99% of the UNIX coding used in these Jupyter notebooks will not execute on a Windows system. The instructors briefly address that there could be issues for windows users going forward, but don’t address how to fix these issues or provide work around solutions to follow along in the lecture.
The result is I end up wasting tons of time at the start of each lecture, after downloading example files, to devise ‘work arounds’ so that I can follow along on my windows system.
I am just auditing the course but the discussion boards are full of 9month+ old msgs from certified learners, who paid to take this course, complaining about these issues and in awe of the fact that the instructors/TAs are nowhere to be found, make no attempt to help windows users, etc.

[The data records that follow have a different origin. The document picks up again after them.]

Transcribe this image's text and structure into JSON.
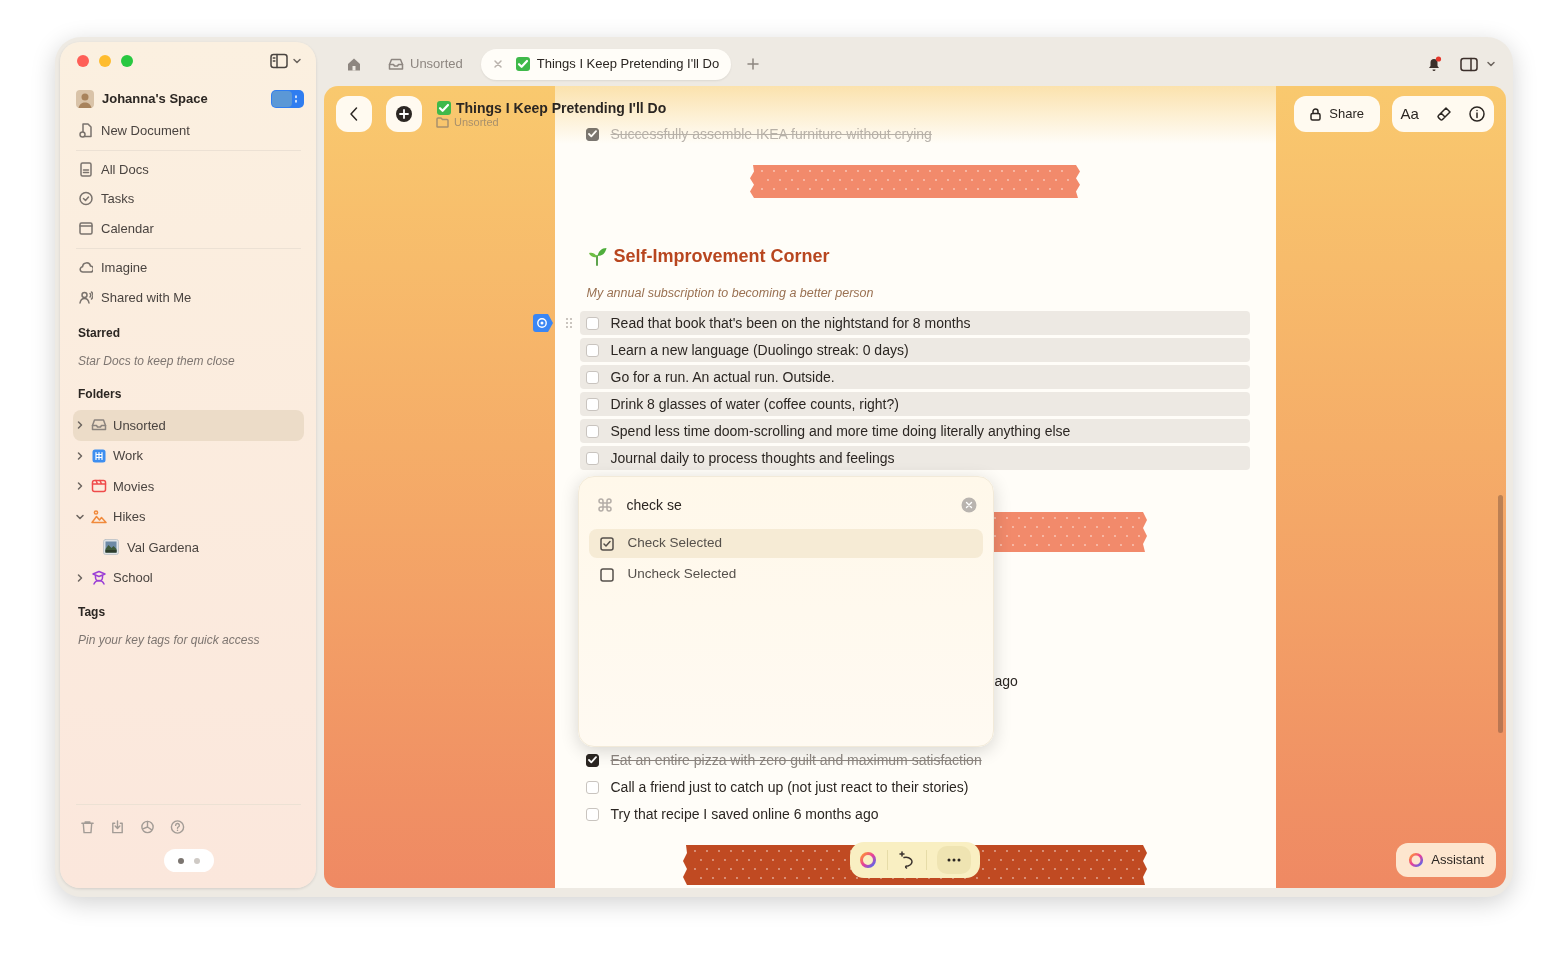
{
  "sidebar": {
    "space": {
      "name": "Johanna's Space"
    },
    "new_document": "New Document",
    "nav": [
      {
        "label": "All Docs"
      },
      {
        "label": "Tasks"
      },
      {
        "label": "Calendar"
      }
    ],
    "nav2": [
      {
        "label": "Imagine"
      },
      {
        "label": "Shared with Me"
      }
    ],
    "starred": {
      "heading": "Starred",
      "hint": "Star Docs to keep them close"
    },
    "folders": {
      "heading": "Folders",
      "items": [
        {
          "label": "Unsorted",
          "selected": true,
          "expanded": false
        },
        {
          "label": "Work",
          "selected": false,
          "expanded": false
        },
        {
          "label": "Movies",
          "selected": false,
          "expanded": false
        },
        {
          "label": "Hikes",
          "selected": false,
          "expanded": true,
          "children": [
            {
              "label": "Val Gardena",
              "selected": false
            }
          ]
        },
        {
          "label": "School",
          "selected": false,
          "expanded": false
        }
      ]
    },
    "tags": {
      "heading": "Tags",
      "hint": "Pin your key tags for quick access"
    },
    "pager": [
      {
        "selected": true
      },
      {
        "selected": false
      }
    ]
  },
  "tabs": [
    {
      "label": "Unsorted",
      "selected": false
    },
    {
      "label": "Things I Keep Pretending I'll Do",
      "selected": true
    }
  ],
  "notifications": {
    "unread": true
  },
  "document": {
    "title": "Things I Keep Pretending I'll Do",
    "folder": "Unsorted",
    "share": "Share",
    "format": "Aa",
    "blocks": [
      {
        "kind": "task",
        "text": "Successfully assemble IKEA furniture without crying",
        "checked": true,
        "selected": false,
        "faded": true
      },
      {
        "kind": "tape",
        "color": "#f28a6b"
      },
      {
        "kind": "heading",
        "text": "Self-Improvement Corner"
      },
      {
        "kind": "subtitle",
        "text": "My annual subscription to becoming a better person"
      },
      {
        "kind": "task",
        "text": "Read that book that's been on the nightstand for 8 months",
        "checked": false,
        "selected": true,
        "hovered": true
      },
      {
        "kind": "task",
        "text": "Learn a new language (Duolingo streak: 0 days)",
        "checked": false,
        "selected": true
      },
      {
        "kind": "task",
        "text": "Go for a run. An actual run. Outside.",
        "checked": false,
        "selected": true
      },
      {
        "kind": "task",
        "text": "Drink 8 glasses of water (coffee counts, right?)",
        "checked": false,
        "selected": true
      },
      {
        "kind": "task",
        "text": "Spend less time doom-scrolling and more time doing literally anything else",
        "checked": false,
        "selected": true
      },
      {
        "kind": "task",
        "text": "Journal daily to process thoughts and feelings",
        "checked": false,
        "selected": true
      },
      {
        "kind": "tape",
        "color": "#f28a6b"
      },
      {
        "kind": "fragment",
        "text": "ago"
      },
      {
        "kind": "task",
        "text": "Eat an entire pizza with zero guilt and maximum satisfaction",
        "checked": true,
        "selected": false
      },
      {
        "kind": "task",
        "text": "Call a friend just to catch up (not just react to their stories)",
        "checked": false,
        "selected": false
      },
      {
        "kind": "task",
        "text": "Try that recipe I saved online 6 months ago",
        "checked": false,
        "selected": false
      },
      {
        "kind": "tape",
        "color": "#c04a22"
      }
    ]
  },
  "command_palette": {
    "query": "check se",
    "results": [
      {
        "label": "Check Selected",
        "selected": true
      },
      {
        "label": "Uncheck Selected",
        "selected": false
      }
    ]
  },
  "assistant": "Assistant"
}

An interesting, learn by doing approach… and course seems to use current packages, versions etc. which is why I give this 2 stars rather than 1. I will continue for a short time longer, in hopes that I might learn something from this course, but I expect I may quit soon.
Kelvin Yu –
i really liked the course. i felt that the material was able to impart to me fundamental knowledge about data science for someone with 0 background on the topic. brush up on your python skills before starting the course, but i’m no expert either and i had a learn as you go mentality. it really is a must that the student should explore outside the given course material and learn to tinker and tweak with the notebooks given to truly learn more
Luiz Cunha –
Overall some (very) good points, and some (very) bad points; that’s why at the end I could only give an average mark of 3 for this course.
On the very good side:
the notebooks: they are of quite good quality. You can learn by example from them. They give you concise efficient learning value by practical example illustration
On the good side:
the Unix part: I did learn more than a few usefull tips there
the Numpy part: maybe the best concise overview, and most convincing arguments to use Numpy I ever had
On the bad side:
the video presentations from the lady Professor are rather weak and not engaging. She is not clear in her explanation, not to say often confused.
On the very bad side:
no real exercises, assignment or tests except the peer review projects (the test questions are mainly a joke): this is a huge minus for this MOOC. The Professors could/should have spent much more effort building real exercises as application of the course content. They went for the quick and easy way to provide (good) already made notebooks and just explain them. And for exercise, they delegated the workload to external by choosing Peer Review projects for assignments.
I had just completed the R Data Science Specialization from HarvardX before this Course. In contrast, I effectively learnt much more from the HarvardX course due to the much better quality of the exercises and assignments there.
So all in all, this MOOC is ok for the notebook resource. But you likely won’t learn much more else. Definitely not worth to pay 350USD to get a Certificate
Galih Aaad –
it was very approachable for those who just started to learn Data Science specifically using python. I could comprehend the fundamental easily by the explanation and series of simple examples and implementations.